Acabou o Carnaval e 2016 de fato começou. E o ano chega com uma velha novidade. Ao que parece, está reaberto o debate sobre a regulamentação do aborto no país. Mas foi preciso uma epidemia de zika para o assunto ressurgir do limbo em que foi colocado nos últimos anos por grupos religiosos e pelo oportunismo político das disputas eleitorais.
Nos últimos dias, lideranças como o ex-ministro da Saúde, José Gomes Temporão, apoiaram abertamente o debate que deverá chegar, cedo ou tarde, ao Supremo Tribunal Federal (STF). O instituto de bioética Anis, de Brasília, já prepara ação junto ao STF para que mães infectadas por zika possam fazer o aborto dentro da lei.
Hoje, apenas em caso de estupro, risco de vida para a mãe e, em casos de anencefalia, a interrupção é permitida. O ultimo tipo só foi incluido após ação similar movida pelo mesmo grupo Anis em 2004. Desde abril de 2012, o aborto de fetos anencéfalos, isto é, com má-formação do cérebro e do córtex (o que leva o bebê à morte logo após o parto) não é mais crime.

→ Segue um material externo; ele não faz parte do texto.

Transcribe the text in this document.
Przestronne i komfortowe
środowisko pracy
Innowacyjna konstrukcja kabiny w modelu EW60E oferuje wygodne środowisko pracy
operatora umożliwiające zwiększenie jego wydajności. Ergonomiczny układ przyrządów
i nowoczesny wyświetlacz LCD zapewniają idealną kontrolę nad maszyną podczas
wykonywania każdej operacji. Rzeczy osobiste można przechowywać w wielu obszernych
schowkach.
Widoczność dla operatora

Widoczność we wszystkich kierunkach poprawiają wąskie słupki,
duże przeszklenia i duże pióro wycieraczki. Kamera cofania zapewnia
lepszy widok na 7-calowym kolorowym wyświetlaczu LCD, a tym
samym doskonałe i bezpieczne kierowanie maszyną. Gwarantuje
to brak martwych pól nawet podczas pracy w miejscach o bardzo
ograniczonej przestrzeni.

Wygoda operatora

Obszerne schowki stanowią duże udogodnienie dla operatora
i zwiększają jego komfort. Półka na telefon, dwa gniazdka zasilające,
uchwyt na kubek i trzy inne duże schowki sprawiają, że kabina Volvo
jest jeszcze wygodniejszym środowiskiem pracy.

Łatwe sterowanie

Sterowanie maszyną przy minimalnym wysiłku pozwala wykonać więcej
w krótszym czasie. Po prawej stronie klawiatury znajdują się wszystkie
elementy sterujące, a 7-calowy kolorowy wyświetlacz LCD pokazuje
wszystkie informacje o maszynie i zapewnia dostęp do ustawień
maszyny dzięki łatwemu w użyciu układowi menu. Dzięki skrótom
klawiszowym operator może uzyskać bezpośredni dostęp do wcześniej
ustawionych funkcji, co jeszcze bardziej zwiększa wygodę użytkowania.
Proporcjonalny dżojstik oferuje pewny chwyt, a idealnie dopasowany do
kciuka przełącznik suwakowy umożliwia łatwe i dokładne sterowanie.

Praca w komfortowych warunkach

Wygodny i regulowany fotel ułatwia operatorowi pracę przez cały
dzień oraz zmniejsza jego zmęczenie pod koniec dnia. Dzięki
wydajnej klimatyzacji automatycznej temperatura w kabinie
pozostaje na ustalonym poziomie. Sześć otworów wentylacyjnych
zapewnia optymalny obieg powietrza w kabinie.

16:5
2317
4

Reportagens vinculadas na imprensa mostram que já um aumento de abortos em clínicas clandestinas. É compreensivel a preocupação das mulheres diante da possibilidade de dar à luz a uma criança com microcefalia e todas as limitações que isso pode acarretar na vida desses bebês e de toda a família. O debate, no entanto, não deve ser pautado meramente pelo temor causado pela atual epidemia. A questão é mais ampla e assim deve ser discutida.
Não se sabe ao certo o número de abortos realizados no Brasil. Estudos da Universidade de Brasilia, citados pela Organização Mundial de Saúde (OMS), chegam a falar em 1 milhão por ano.
Todo mundo tem potencialmente uma amiga ou familiar que já praticou aborto. O debate é difícil porque expõe a hipocrisia de uma sociedade que aborta às escondidas. E onde há ilegalidade, há injustiça – enquanto mulheres de classe média pagam por procedimentos seguros, mulheres pobres arriscam a vida em clínicas clandestinas de fundo de quintal.
Não me parece que ninguém seja a favor do aborto em si. Mas é inadmissivel que em uma sociedade democrática e secular as mulheres tenham suas decisões e o direito ao próprio corpo tutelados pelo Estado. Um Estado cujas regras foram historicamente formatadas por indivíduos homens que nunca carregaram no corpo e na mente as dores e os dilemas dessa decisão.
Há, obviamente, argumentos legítimos e altruistas que falam do valor à vida. Mas se considerarmos o alto índice de mulheres que morrem vítimas de abortos mal feitos, é preciso repensar esse ponto. Sobretudo quando se observam números de países como o Uruguai, que em 2012 mudou a lei para permitir a interrupção de gestações.
No país vizinho, segundo dados oficiais, a desistência de abortos aumentou em 30%, já que antes do procedimento as mães recebem auxílio psicológico e muitas mudam de ideia. Também zerou o número de mulheres mortas em decorrência de abortos mal feitos.
Mas em um Congresso dominado por pastores fundamentalistas e oportunistas políticos a discussão é quase sempre assentada em argumentos religiosos. Ironicamente são esses os mesmos grupos que se opõem a politicas de educação sexual (e gênero) nas escolas.
A esperança de avanços está no STF. Como o Estado é laico e suas leis valem para o mundo terreno, o que se espera é uma justiça humana. Qualquer coisa além disso é mero diversionismo político eleitoreiro.